6 essential characteristics
- Accepts full responsibility – Peak performers accept responsibility equally for successes and failures. It is crucial that managers set the correct tone for failures, as this is will dramatically influence how the company deals with failure as a community. Failure is acceptable – negligence is not. A manager cannot be overly accepting of repeated failure, as this will create a lack of respect within the company. However, failure and innocent mistakes must be treated as learning experiences, as a manager that is overly harsh toward failure will likely provoke finger-pointing and resentment.
- Feels confident about abilities – Employees invariably want to feel good at their jobs, and those that do almost always perform at a higher level than those that feel unqualified. A manager’s job is to encourage employees, making use of the correct balance of praise and constructive criticism. A manager that is able to strike this balance will find that his or her employees feel confident and comfortable, engendering innovation and a dedication to performing at the highest possible level. By contrast, a manager that employs too much criticism will quickly find that employees shut down, while a manager that freely hands out empty praise may find that he or she has to contend with swollen egos.
- Stays motivated – There is little hope of accomplishing peak performance long-term without motivation. There are two types of motivation at play – personal motivation and professional motivation. Personal motivation moves employees to perform well because of the learning and experience that they can receive with a company, which may lead to career development either within or outside of the company. Professional motivation is goal oriented, and stems from a clear company vision and path. An effective manager will be able to utilize both types of motivation in order to get the most out of his or her employees.
- Practices essential skills – The more frequently your employees are working on their core skills, the better they will be able to perform them. This means that effective managers should concentrate on business process improvement as much as possible, in order to free up their employees’ time for more critical work activity. Any mundane task that high-level employees are forced to repeatedly perform is waste, not only for the company’s bottom line, but for that employee’s skill set. In some cases, process standardization can help to alleviate the time commitment that essential, mundane tasks represent. In other cases, the correct solution may be selective use of outsourcing operations to free up employees to focus on their core skills.
- Identifies solutions – Peak performers tend to be those who consistently look for better ways of accomplishing goals. As a manager, you may find employees come to you with problems in hand, looking for solutions. While this may lead to frustration on your part, it is important to identify this trend for what it is – an attempt by the employee to improve the company that he or she works for. With this in mind, managers should encourage employees to bring proposed solutions to these problems. This can both improve efficiency in insurance operations and make the employee feel valued. Employees who bring effective solutions should be rewarded appropriately for their efforts.
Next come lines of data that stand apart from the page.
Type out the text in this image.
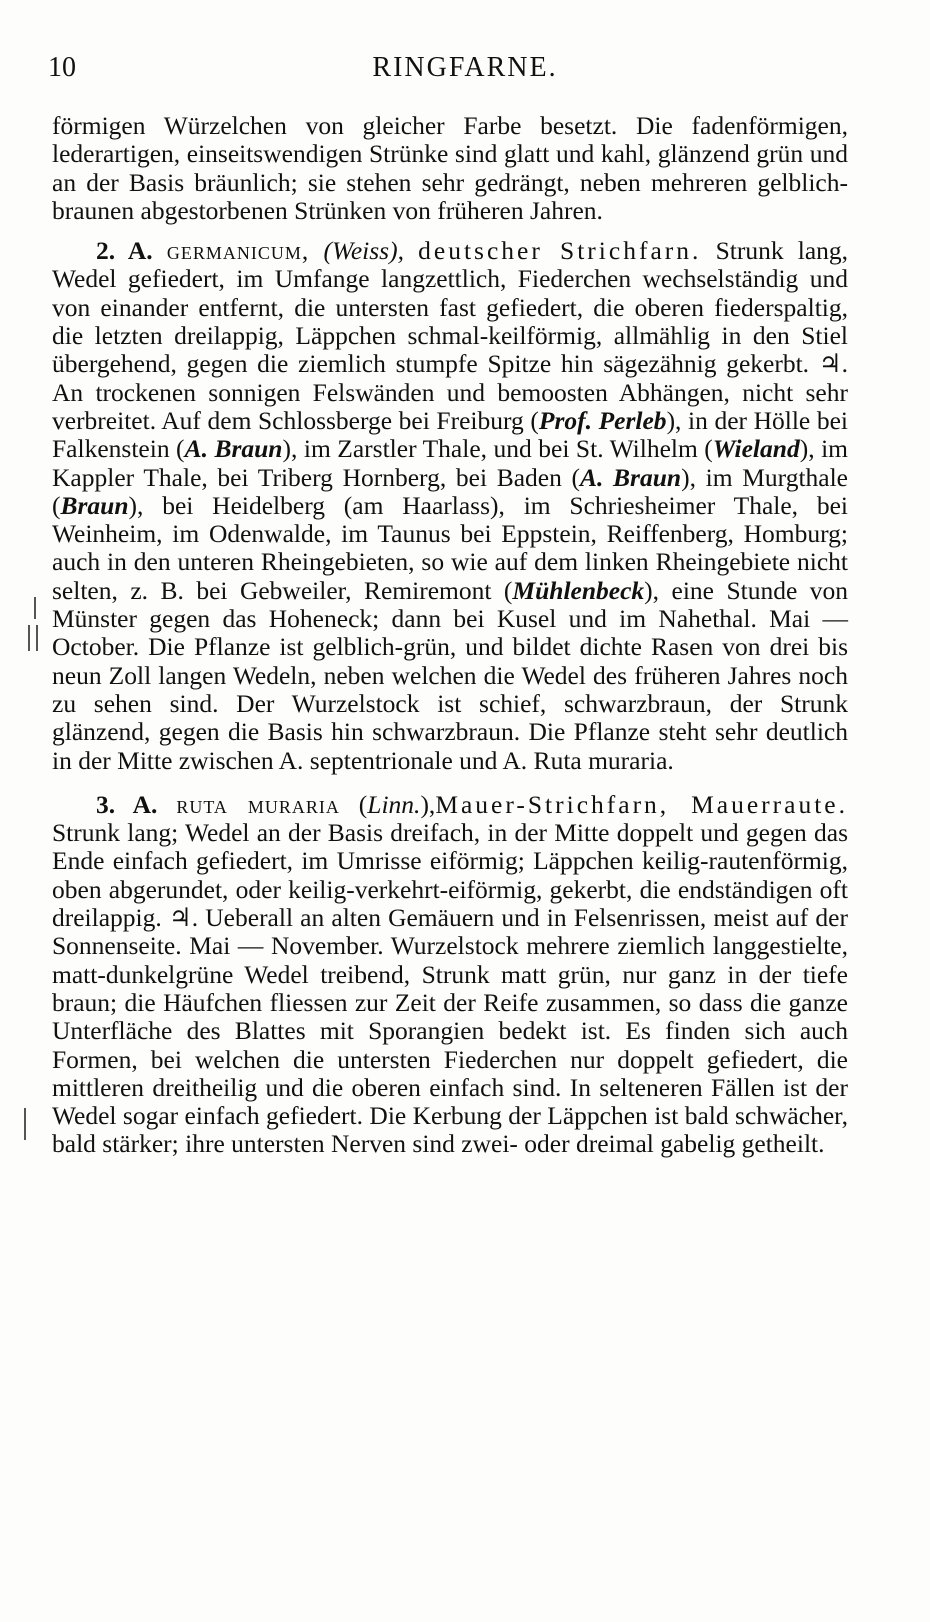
10	RINGFARNE.

förmigen Würzelchen von gleicher Farbe besetzt. Die fadenförmigen, lederartigen, einseitswendigen Strünke sind glatt und kahl, glänzend grün und an der Basis bräunlich; sie stehen sehr gedrängt, neben mehreren gelblich-braunen abgestorbenen Strünken von früheren Jahren.

2. A. germanicum, (Weiss), deutscher Strichfarn. Strunk lang, Wedel gefiedert, im Umfange langzettlich, Fiederchen wechselständig und von einander entfernt, die untersten fast gefiedert, die oberen fiederspaltig, die letzten dreilappig, Läppchen schmal-keilförmig, allmählig in den Stiel übergehend, gegen die ziemlich stumpfe Spitze hin sägezähnig gekerbt. ♃. An trockenen sonnigen Felswänden und bemoosten Abhängen, nicht sehr verbreitet. Auf dem Schlossberge bei Freiburg (Prof. Perleb), in der Hölle bei Falkenstein (A. Braun), im Zarstler Thale, und bei St. Wilhelm (Wieland), im Kappler Thale, bei Triberg Hornberg, bei Baden (A. Braun), im Murgthale (Braun), bei Heidelberg (am Haarlass), im Schriesheimer Thale, bei Weinheim, im Odenwalde, im Taunus bei Eppstein, Reiffenberg, Homburg; auch in den unteren Rheingebieten, so wie auf dem linken Rheingebiete nicht selten, z. B. bei Gebweiler, Remiremont (Mühlenbeck), eine Stunde von Münster gegen das Hoheneck; dann bei Kusel und im Nahethal. Mai — October. Die Pflanze ist gelblich-grün, und bildet dichte Rasen von drei bis neun Zoll langen Wedeln, neben welchen die Wedel des früheren Jahres noch zu sehen sind. Der Wurzelstock ist schief, schwarzbraun, der Strunk glänzend, gegen die Basis hin schwarzbraun. Die Pflanze steht sehr deutlich in der Mitte zwischen A. septentrionale und A. Ruta muraria.

3. A. ruta muraria (Linn.),Mauer-Strichfarn, Mauerraute. Strunk lang; Wedel an der Basis dreifach, in der Mitte doppelt und gegen das Ende einfach gefiedert, im Umrisse eiförmig; Läppchen keilig-rautenförmig, oben abgerundet, oder keilig-verkehrt-eiförmig, gekerbt, die endständigen oft dreilappig. ♃. Ueberall an alten Gemäuern und in Felsenrissen, meist auf der Sonnenseite. Mai — November. Wurzelstock mehrere ziemlich langgestielte, matt-dunkelgrüne Wedel treibend, Strunk matt grün, nur ganz in der tiefe braun; die Häufchen fliessen zur Zeit der Reife zusammen, so dass die ganze Unterfläche des Blattes mit Sporangien bedekt ist. Es finden sich auch Formen, bei welchen die untersten Fiederchen nur doppelt gefiedert, die mittleren dreitheilig und die oberen einfach sind. In selteneren Fällen ist der Wedel sogar einfach gefiedert. Die Kerbung der Läppchen ist bald schwächer, bald stärker; ihre untersten Nerven sind zwei- oder dreimal gabelig getheilt.
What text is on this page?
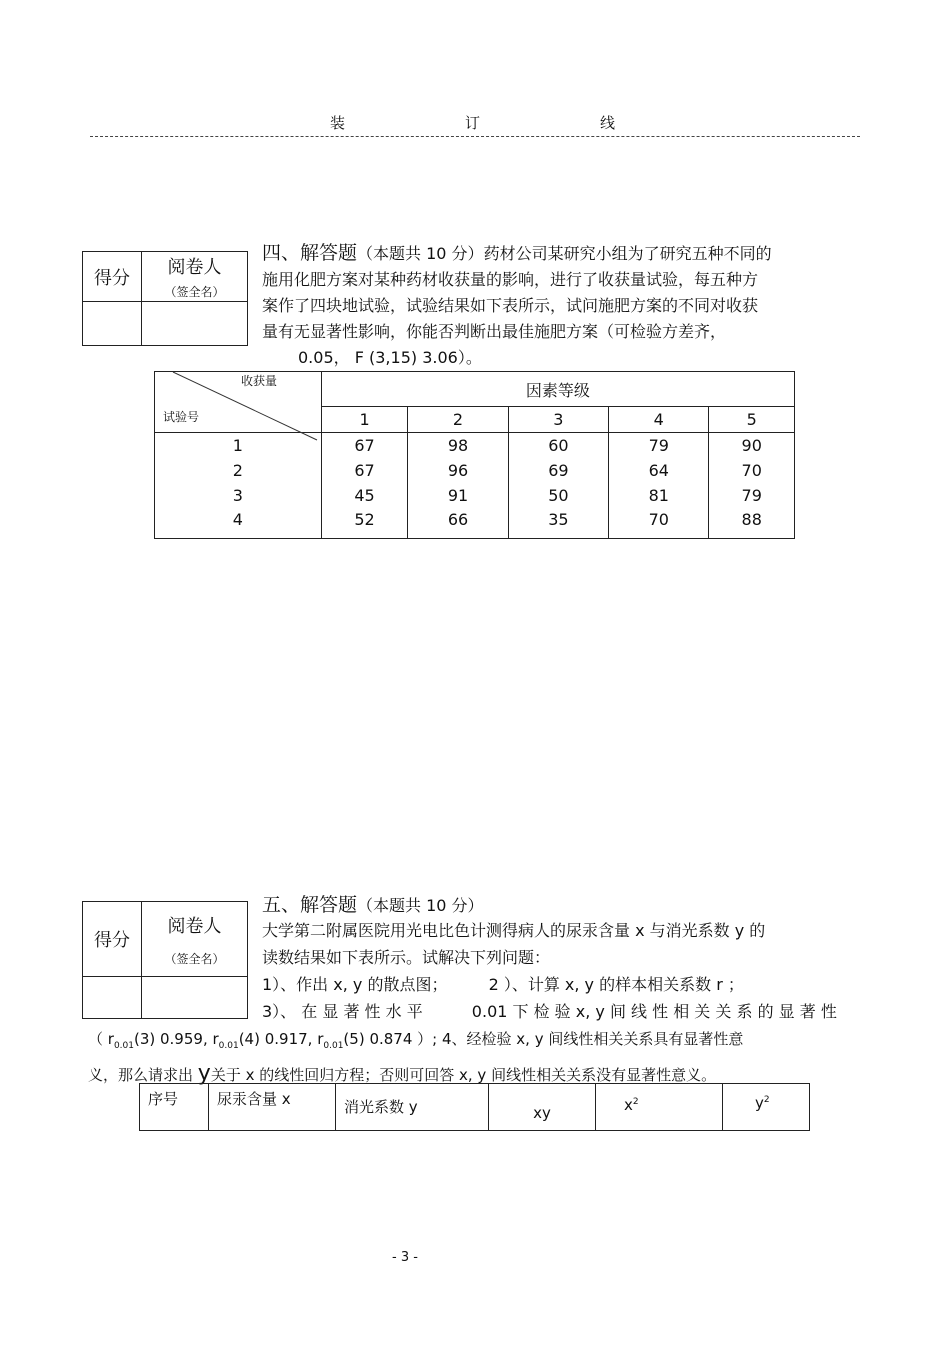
装	订	线
得分	阅卷人
（签全名）

四、解答题（本题共 10 分）药材公司某研究小组为了研究五种不同的
施用化肥方案对某种药材收获量的影响，进行了收获量试验，每五种方
案作了四块地试验，试验结果如下表所示，试问施肥方案的不同对收获
量有无显著性影响，你能否判断出最佳施肥方案（可检验方差齐，
0.05， F (3,15) 3.06）。
收获量
试验号	因素等级				
	1	2	3	4	5
1	67	98	60	79	90
2	67	96	69	64	70
3	45	91	50	81	79
4	52	66	35	70	88
五、解答题（本题共 10 分）
得分	阅卷人
（签全名）

大学第二附属医院用光电比色计测得病人的尿汞含量 x 与消光系数 y 的
读数结果如下表所示。试解决下列问题：
1）、作出 x, y 的散点图；	2 ）、计算 x, y 的样本相关系数 r ；
3）、 在 显 著 性 水 平	0.01 下 检 验 x, y 间 线 性 相 关 关 系 的 显 著 性
（ $r_{0.01}(3)$ 0.959, $r_{0.01}(4)$ 0.917, $r_{0.01}(5)$ 0.874 ）; 4、经检验 x, y 间线性相关关系具有显著性意
义，那么请求出 y关于 x 的线性回归方程；否则可回答 x, y 间线性相关关系没有显著性意义。
序号	尿汞含量 x	消光系数 y	xy	$x^2$	$y^2$
- 3 -
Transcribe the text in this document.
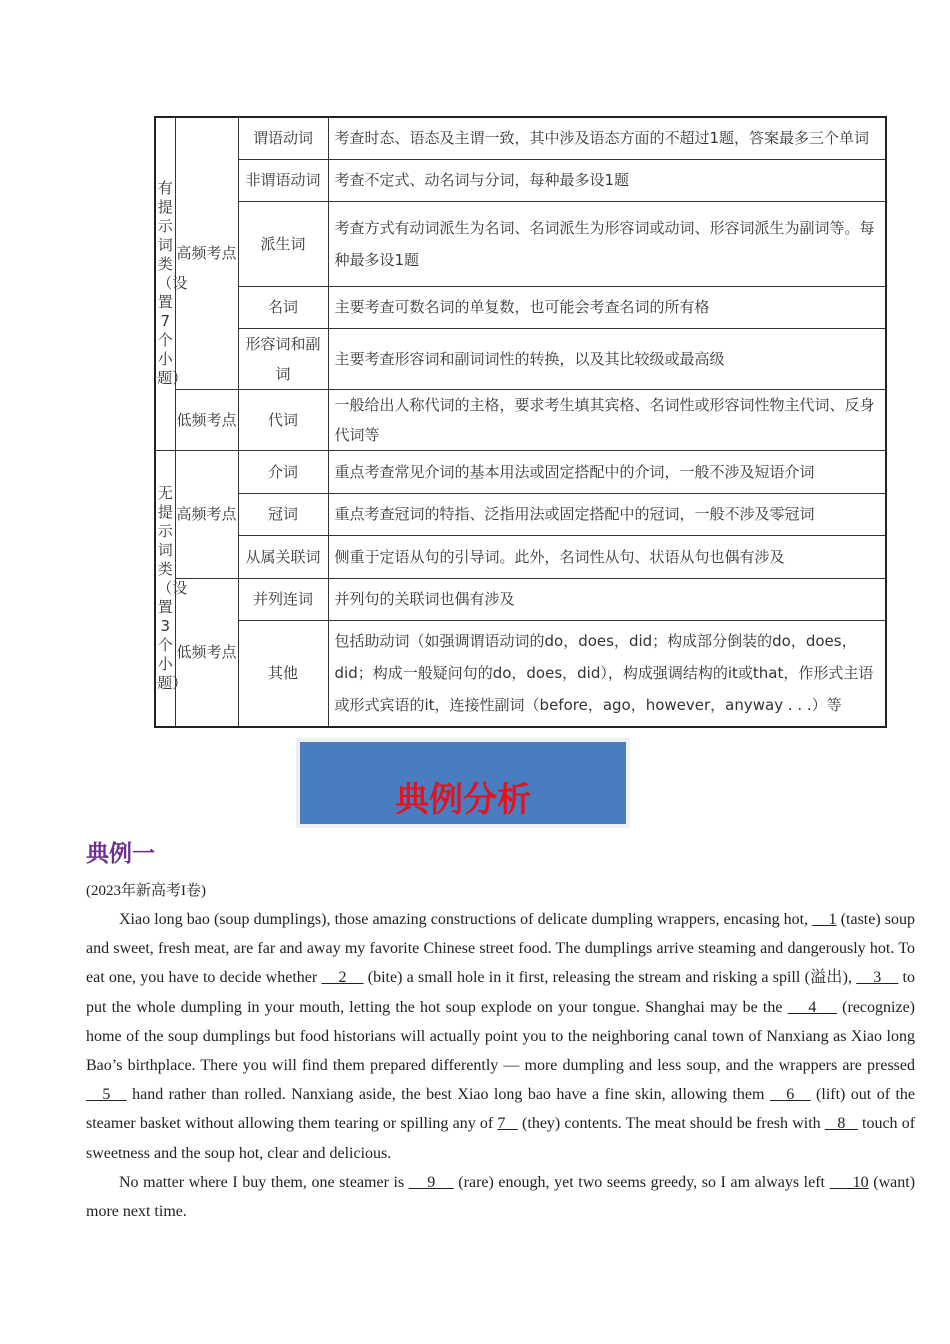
有提示词类（设置7个小题）	高频考点	谓语动词	考查时态、语态及主谓一致，其中涉及语态方面的不超过1题，答案最多三个单词
		非谓语动词	考查不定式、动名词与分词，每种最多设1题
		派生词	考查方式有动词派生为名词、名词派生为形容词或动词、形容词派生为副词等。每种最多设1题
		名词	主要考查可数名词的单复数，也可能会考查名词的所有格
		形容词和副词	主要考查形容词和副词词性的转换，以及其比较级或最高级
	低频考点	代词	一般给出人称代词的主格，要求考生填其宾格、名词性或形容词性物主代词、反身代词等
无提示词类（设置3个小题）	高频考点	介词	重点考查常见介词的基本用法或固定搭配中的介词，一般不涉及短语介词
		冠词	重点考查冠词的特指、泛指用法或固定搭配中的冠词，一般不涉及零冠词
		从属关联词	侧重于定语从句的引导词。此外，名词性从句、状语从句也偶有涉及
	低频考点	并列连词	并列句的关联词也偶有涉及
		其他	包括助动词（如强调谓语动词的do，does，did；构成部分倒装的do，does，did；构成一般疑问句的do，does，did），构成强调结构的it或that，作形式主语或形式宾语的it，连接性副词（before，ago，however，anyway . . .）等
典例分析
典例一

(2023年新高考I卷)

Xiao long bao (soup dumplings), those amazing constructions of delicate dumpling wrappers, encasing hot,     1 (taste) soup and sweet, fresh meat, are far and away my favorite Chinese street food. The dumplings arrive steaming and dangerously hot. To eat one, you have to decide whether     2     (bite) a small hole in it first, releasing the stream and risking a spill (溢出),     3     to put the whole dumpling in your mouth, letting the hot soup explode on your tongue. Shanghai may be the     4     (recognize) home of the soup dumplings but food historians will actually point you to the neighboring canal town of Nanxiang as Xiao long Bao’s birthplace. There you will find them prepared differently — more dumpling and less soup, and the wrappers are pressed    5    hand rather than rolled. Nanxiang aside, the best Xiao long bao have a fine skin, allowing them    6    (lift) out of the steamer basket without allowing them tearing or spilling any of 7    (they) contents. The meat should be fresh with    8    touch of sweetness and the soup hot, clear and delicious.

No matter where I buy them, one steamer is     9     (rare) enough, yet two seems greedy, so I am always left      10 (want) more next time.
- Perseveres – Even the highest performing employees will occasionally encounter professional difficulties, either as a result of something in the workplace or something at home. An effective manager knows how to identify these troubles and recognizes that each employee requires a different type of support. Some employees need direct support, which can come in the form of a conversation about the issues that he or she is facing, while others are more likely to persevere when the problem is not directly acknowledged by their superior. In the latter case, encouragement that is unconnected with the issue at hand or a temporary reduction in workload may be more appropriate.
The most effective insurance operations managers recognize that most, if not all, of these characteristics are not necessarily innate, but can be developed in a workforce via the correct management strategy and company culture. With a commitment to supporting these characteristics in a workforce, a manager can significantly increase the performance of his or her employees.